Page:Mirbeau - Chez l’Illustre écrivain, 1919.djvu/122

Le texte de cette page a été corrigé et est conforme au fac-similé.

Et cette troisième visite est suivie d’une quatrième, laquelle fut illustrée de la conversation suivante :

— Comme vous êtes pâle, chère enfant !

— C’est que j’ai grand’faim, ma Mère !

— Je suis sûre que vous n’avez pas fait vos devoirs religieux, ces jours-ci ?

— Hélas ! non, ma Mère…

— Eh bien ! tenez, cela tombe à merveille, mon enfant…

— Vous m’avez trouvé une position, ma Mère ?

— Il y a justement, ici, mon enfant, un bon Père dominicain… un si bon Père dominicain !… Je vais lui demander de vous entendre…

— J’aimerais mieux un peu de travail, ma Mère, si peu de travail que ce soit…

— Sans doute… sans doute… Mais profitez de l’occasion… Elle ne se retrouvera peut-être plus jamais… C’est un si bon Père dominicain… Et puis… vous pourrez tout lui dire… tout… tout… Il est sourd !…

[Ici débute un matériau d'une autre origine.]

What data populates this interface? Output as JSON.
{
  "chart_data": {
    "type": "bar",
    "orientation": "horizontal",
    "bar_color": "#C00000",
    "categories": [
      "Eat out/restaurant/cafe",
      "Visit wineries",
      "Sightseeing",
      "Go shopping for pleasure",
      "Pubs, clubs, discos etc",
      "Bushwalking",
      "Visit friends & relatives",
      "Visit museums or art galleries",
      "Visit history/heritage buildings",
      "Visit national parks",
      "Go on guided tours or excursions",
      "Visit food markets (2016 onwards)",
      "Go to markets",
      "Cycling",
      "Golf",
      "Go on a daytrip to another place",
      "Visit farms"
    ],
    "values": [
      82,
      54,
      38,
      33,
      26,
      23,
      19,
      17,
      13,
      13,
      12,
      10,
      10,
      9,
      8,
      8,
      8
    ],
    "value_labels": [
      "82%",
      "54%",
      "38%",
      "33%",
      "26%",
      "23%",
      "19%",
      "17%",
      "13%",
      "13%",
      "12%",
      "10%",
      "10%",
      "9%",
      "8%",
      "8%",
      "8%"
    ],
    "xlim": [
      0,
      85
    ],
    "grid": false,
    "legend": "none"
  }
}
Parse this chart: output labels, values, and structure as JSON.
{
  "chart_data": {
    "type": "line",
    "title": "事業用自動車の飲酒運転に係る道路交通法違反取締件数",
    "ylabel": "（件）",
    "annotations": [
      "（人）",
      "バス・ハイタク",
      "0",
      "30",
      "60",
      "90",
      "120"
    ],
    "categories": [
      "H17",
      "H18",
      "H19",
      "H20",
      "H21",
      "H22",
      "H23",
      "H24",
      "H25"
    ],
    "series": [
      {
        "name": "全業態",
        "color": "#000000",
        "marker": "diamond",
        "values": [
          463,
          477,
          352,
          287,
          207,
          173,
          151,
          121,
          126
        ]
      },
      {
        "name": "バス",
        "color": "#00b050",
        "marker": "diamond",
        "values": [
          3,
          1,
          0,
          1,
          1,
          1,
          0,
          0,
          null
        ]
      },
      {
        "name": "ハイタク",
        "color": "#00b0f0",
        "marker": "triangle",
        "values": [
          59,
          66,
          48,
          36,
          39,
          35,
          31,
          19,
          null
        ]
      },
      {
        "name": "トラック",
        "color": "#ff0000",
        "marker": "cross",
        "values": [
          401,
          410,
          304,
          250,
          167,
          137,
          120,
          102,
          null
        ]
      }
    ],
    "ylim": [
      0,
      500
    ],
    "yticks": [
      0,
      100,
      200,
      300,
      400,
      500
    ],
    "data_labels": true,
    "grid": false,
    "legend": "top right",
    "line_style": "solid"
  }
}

Et ma jolie voisine termine ainsi son récit :

— Vous pensez que je ne retournai jamais plus dans ce maudit couvent. Deux ans après, j’étais mariée. Or, le jour de mon mariage, je reçus de la Révérende Mère une lettre qui commençait ainsi : « Ma chère petite protégée… »

Et longtemps, elle rit, comme chante un oiseau sous les branches…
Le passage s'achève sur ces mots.